A translation is an affine transformation with no fixed points. Matrix multiplications always have the origin as a fixed point. Nevertheless, there is a common workaround using homogeneous coordinates to represent a translation of a vector space with matrix multiplication: Write the 3-dimensional vector w = (wx, wy, wz) using 4 homogeneous coordinates as w = (wx, wy, wz, 1).[2]

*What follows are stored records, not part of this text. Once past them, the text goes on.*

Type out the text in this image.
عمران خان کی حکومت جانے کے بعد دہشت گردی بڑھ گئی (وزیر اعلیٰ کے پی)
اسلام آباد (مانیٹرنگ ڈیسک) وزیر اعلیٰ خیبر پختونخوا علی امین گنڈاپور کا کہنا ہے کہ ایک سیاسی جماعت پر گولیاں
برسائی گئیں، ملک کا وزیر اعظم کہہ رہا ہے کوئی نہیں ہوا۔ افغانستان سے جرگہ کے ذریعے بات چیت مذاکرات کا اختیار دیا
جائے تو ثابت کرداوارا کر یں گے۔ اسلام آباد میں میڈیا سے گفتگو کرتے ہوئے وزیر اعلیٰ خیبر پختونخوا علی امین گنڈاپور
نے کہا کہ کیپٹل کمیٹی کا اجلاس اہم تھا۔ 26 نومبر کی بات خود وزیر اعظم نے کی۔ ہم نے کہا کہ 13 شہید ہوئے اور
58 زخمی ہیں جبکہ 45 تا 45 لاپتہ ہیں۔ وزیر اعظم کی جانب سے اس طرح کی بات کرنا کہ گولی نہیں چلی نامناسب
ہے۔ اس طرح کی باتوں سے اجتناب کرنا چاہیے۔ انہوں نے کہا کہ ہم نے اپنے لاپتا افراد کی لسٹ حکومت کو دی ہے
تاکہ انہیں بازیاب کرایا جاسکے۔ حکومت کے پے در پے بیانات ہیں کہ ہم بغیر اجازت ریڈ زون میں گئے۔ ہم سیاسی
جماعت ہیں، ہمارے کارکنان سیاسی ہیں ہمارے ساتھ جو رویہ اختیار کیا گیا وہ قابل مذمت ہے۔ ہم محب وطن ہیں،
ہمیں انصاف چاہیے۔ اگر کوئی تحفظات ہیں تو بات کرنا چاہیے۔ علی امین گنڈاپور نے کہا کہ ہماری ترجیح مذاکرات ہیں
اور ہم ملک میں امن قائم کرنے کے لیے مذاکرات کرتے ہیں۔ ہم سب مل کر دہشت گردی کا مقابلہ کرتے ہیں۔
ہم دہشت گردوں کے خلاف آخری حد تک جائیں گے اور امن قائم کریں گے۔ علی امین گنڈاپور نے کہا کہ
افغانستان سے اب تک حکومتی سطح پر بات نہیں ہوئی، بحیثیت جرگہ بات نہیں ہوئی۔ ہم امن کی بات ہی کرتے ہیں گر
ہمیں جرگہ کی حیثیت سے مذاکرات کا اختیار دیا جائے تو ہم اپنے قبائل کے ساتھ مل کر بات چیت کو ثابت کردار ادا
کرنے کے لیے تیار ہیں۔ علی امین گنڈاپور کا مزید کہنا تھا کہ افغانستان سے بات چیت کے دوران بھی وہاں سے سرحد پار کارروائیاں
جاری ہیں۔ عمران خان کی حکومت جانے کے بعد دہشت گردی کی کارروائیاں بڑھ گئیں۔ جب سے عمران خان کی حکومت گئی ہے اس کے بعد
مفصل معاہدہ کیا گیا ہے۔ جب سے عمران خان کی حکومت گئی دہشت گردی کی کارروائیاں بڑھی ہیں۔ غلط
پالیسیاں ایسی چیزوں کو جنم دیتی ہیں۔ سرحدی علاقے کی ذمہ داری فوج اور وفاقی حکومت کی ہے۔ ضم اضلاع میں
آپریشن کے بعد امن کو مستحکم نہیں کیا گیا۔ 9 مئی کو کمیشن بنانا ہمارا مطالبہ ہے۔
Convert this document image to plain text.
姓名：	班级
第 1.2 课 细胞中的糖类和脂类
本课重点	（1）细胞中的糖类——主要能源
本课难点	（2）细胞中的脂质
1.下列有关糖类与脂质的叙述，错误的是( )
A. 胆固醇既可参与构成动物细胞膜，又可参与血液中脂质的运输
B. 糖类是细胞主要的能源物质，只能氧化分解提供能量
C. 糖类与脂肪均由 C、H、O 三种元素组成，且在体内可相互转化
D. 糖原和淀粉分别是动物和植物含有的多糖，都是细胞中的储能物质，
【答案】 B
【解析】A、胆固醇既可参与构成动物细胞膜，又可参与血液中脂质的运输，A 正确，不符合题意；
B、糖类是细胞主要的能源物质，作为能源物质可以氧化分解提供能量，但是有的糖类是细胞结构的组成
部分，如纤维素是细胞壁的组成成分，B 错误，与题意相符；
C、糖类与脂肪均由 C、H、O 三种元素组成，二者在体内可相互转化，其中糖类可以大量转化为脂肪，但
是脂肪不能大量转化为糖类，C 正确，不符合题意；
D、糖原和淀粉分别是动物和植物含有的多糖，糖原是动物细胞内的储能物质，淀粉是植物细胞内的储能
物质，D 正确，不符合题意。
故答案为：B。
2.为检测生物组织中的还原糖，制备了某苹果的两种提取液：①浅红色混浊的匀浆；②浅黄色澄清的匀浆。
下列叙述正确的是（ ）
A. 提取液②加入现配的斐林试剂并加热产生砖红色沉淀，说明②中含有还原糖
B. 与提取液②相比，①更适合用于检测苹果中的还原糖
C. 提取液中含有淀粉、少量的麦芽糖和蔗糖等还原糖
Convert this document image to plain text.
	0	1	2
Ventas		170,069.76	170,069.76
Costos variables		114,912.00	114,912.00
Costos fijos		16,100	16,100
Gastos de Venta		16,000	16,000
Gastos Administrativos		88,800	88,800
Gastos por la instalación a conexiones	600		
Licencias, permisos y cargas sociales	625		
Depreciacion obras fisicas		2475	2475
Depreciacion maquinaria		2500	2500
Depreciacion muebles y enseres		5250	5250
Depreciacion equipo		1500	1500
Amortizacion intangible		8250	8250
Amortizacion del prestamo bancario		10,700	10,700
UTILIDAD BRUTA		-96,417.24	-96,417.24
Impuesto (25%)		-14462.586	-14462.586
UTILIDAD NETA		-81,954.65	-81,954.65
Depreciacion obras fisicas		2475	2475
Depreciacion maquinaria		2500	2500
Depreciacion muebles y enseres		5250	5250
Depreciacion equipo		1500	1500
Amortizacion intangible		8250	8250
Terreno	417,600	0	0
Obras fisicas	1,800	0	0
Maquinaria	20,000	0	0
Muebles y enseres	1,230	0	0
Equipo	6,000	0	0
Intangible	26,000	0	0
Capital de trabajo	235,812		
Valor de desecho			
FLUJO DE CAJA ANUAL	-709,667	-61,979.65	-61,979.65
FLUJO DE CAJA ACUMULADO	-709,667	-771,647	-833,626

To translate an object by a vector v, each homogeneous vector p (written in homogeneous coordinates) can be multiplied by this translation matrix:

${\displaystyle T_{\mathbf {v} }={\begin{bmatrix}1&0&0&v_{x}\\0&1&0&v_{y}\\0&0&1&v_{z}\\0&0&0&1\end{bmatrix}}}$

As shown below, the multiplication will give the expected result:

${\displaystyle T_{\mathbf {v} }\mathbf {p} ={\begin{bmatrix}1&0&0&v_{x}\\0&1&0&v_{y}\\0&0&1&v_{z}\\0&0&0&1\end{bmatrix}}{\begin{bmatrix}p_{x}\\p_{y}\\p_{z}\\1\end{bmatrix}}={\begin{bmatrix}p_{x}+v_{x}\\p_{y}+v_{y}\\p_{z}+v_{z}\\1\end{bmatrix}}=\mathbf {p} +\mathbf {v} }$

The inverse of a translation matrix can be obtained by reversing the direction of the vector:

${\displaystyle T_{\mathbf {v} }^{-1}=T_{-\mathbf {v} }.\!}$

Similarly, the product of translation matrices is given by adding the vectors:

${\displaystyle T_{\mathbf {u} }T_{\mathbf {v} }=T_{\mathbf {u} +\mathbf {v} }.\!}$

Because addition of vectors is commutative, multiplication of translation matrices is therefore also commutative (unlike multiplication of arbitrary matrices).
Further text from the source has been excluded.